この番組に出演した自民党の小野寺五典政調会長は、「正確にお話をすると、トランプさんはもっと話したかったらしいですが、石破さんのほうから中座している最中ですからあんまり長く引き留めると、という配慮があったと聞いています……かなり時間刻みでやっている次の大統領ですから。しかも、どちらが当選するか分からず、日程が始めからおさえられず、なるべく早くというと、向こうは無理して中座して出てきてくれたので、こちらは配慮して早めに戻っていただいたと聞いています」と説明していますけれども、政府も批判の声を相当気にしている様子が窺えます。


4.石破はトランプの相手になるか


では、果して今後、石破総理はトランプ大統領のカウンターパートナーになれるのか。

これについて、キャノングローバル戦略研究所の峯村健司氏は次のように指摘しています。
・トランプ氏は”絶対に”石破首相と合わない。大好きだった安倍元首相亡き今、外交面で手強い相手になる。
・(絶対なんて)あまり使わない言葉ですが、やはり安倍さんとの仲が、唯一日本との関係を保っていたものなんです。もともとトランプさん自体は、日本に結構厳しい対応だった。『日本の家電と車がわれわれの経済をダメにしているんだ』と。トランプさんは唯一安倍さんとの友情で、なんとかつなぎ止めていたところなんです。
・2016年、トランプさんが当選した時にすぐにニューヨークのトランプタワーに会いに行った時から信頼を勝ち得て、しょっちゅう電話をする仲だったと聞いています。
・安倍さんはもう亡くなっているのですけれども、側近から聞いた話ですが、今でもトランプさんは疲れた時とか、落ち込んだ時に『シンゾーに会いたい』と漏らしているという話を聞きます。それぐらいまだ安倍さんに対する思いは強いということだと思います
・石破さんというと、安倍さんに対して批判したりして党内野党と呼ばれていたわけで、この話はアメリカも当然知っています。そうなってくると『アベのライバルか』となるとあまりプラスに働かないのではないかと私は思います
・まず一番は関税です。同盟国であっても日本に対しては10パーセントの関税をかけると言っています。もしかけられると日本の製品が売れなくなる
・トランプさんをずっと見てきて思うのですが、とにかく“ディール”。取引が好きなんです。ビジネスの取引と一緒なので、中国に対してがつんと言っているところがある。実際にアメリカの商務省の幹部に聞いても、『本当にこれをやるかどうかというよりは、習近平氏に対してがつんと言ってやる。交渉を有利に進めるためだ』と言っていますので、読めない点はかなりあると思います
・もう一つ言うと、在日米軍の駐留経費の負担をもっと出せと言ってくる。全部飲んでしまうと4~5倍とか。大変な負担になると思います。
・十分ありえます。1期目の時もなんとか安倍政権が、いかに我々がお金を払っているかとうまく説得して、駐留経費が上がらなかったんです。ひょっとしたら2期目の時には要求してくるだろう。もっと払わなきゃいけないことになり得ますね
・トランプ政権の側近の人間に聞いたら、『今(防衛費が)2パーセントで喜んでいるけど、そんなもんじゃない』と。『当然3パーセントだから、アメリカ並みにしてくれないと困る』とは言っています」
石破総理は相当厳しい”ディール”を持ちかけられそうです。

けれども、それ以前の問題があります。それは石破総理がトランプ大統領にとって「ディール」するに足る相手かどうか、という点です。

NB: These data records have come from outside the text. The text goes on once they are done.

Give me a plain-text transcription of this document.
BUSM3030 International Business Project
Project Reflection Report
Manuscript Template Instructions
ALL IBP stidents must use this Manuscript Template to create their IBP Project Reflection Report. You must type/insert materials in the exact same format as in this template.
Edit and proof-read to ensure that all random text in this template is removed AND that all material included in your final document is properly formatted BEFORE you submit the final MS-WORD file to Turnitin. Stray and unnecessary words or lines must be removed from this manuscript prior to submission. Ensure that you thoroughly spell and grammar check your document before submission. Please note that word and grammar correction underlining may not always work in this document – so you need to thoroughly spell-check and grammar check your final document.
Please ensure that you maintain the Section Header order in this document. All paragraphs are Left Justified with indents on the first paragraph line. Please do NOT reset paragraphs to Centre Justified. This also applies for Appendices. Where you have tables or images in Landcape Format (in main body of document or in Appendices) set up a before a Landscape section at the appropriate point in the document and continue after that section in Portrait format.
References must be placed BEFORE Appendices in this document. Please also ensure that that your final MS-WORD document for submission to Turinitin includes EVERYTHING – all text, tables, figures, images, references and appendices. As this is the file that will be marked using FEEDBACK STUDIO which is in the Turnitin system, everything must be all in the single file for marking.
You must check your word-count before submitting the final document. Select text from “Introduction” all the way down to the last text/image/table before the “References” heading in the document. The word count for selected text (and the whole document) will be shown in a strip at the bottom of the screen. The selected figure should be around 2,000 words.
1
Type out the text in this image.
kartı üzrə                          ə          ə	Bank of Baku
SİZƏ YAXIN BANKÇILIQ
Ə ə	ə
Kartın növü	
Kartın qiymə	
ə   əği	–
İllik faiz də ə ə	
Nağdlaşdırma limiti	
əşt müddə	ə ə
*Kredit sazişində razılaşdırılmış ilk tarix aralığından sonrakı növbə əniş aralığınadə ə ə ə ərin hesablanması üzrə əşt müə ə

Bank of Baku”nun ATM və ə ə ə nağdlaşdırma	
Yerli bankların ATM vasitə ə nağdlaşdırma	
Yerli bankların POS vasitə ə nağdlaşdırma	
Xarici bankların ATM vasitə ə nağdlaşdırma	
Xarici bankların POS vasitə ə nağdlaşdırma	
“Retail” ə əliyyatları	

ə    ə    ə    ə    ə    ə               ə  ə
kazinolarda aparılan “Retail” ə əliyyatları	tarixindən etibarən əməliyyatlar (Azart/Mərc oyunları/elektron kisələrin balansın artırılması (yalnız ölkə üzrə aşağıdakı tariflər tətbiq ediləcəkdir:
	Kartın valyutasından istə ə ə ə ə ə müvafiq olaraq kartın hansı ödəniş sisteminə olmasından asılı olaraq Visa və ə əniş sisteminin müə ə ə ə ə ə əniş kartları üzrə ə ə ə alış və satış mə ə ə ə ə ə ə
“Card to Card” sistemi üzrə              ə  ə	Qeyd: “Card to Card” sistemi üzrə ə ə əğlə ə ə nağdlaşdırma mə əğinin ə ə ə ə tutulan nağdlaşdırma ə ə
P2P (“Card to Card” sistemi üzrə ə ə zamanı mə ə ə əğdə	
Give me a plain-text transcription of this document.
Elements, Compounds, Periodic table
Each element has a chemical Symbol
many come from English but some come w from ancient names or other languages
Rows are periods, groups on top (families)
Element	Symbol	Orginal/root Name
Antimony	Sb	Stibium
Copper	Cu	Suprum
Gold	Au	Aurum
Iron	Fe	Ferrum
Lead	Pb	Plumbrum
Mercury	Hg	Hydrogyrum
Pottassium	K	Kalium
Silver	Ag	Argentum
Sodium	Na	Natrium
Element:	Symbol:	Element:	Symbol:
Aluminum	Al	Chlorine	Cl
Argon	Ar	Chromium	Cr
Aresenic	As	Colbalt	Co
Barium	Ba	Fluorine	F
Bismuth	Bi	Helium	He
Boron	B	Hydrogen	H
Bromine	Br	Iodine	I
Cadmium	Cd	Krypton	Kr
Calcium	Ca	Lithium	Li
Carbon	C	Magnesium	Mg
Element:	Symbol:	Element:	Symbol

取引とは要するに「約束の履行」です。約したことを守れなければ、取引相手になりえません。

味方を後ろから撃ち、言ったことをコロコロ変える石破総理が、トランプ大統領との約束事を守れるのか。もし、約束を守れない男だとトランプ大統領から見限られてしまったら、相手にされなくなるのではないかと思います。

先述した白鳥教授も「国内の支持の低い首脳は、『ディール』では足元を見られる。しっかりとした交渉相手として見られない可能性もある」と指摘していますけれども、石破総理の弱点はここにあります。

それでも、安倍総理のような人たらし、人間的魅力でもあれば、まだ多少なりともカバーできたかもしれません。けれども、先の総選挙では、石破総理が応援演説に入った候補は13勝63敗。二連ポスターも避けられたという話も聞きます。こちらも絶望的です。

国内支持もない裏切者。これでマトモな交渉ができるとは思えません。

石破総理は自分で撒いた種というか、自らの因果に苦しむことになるのではないかと思いますね。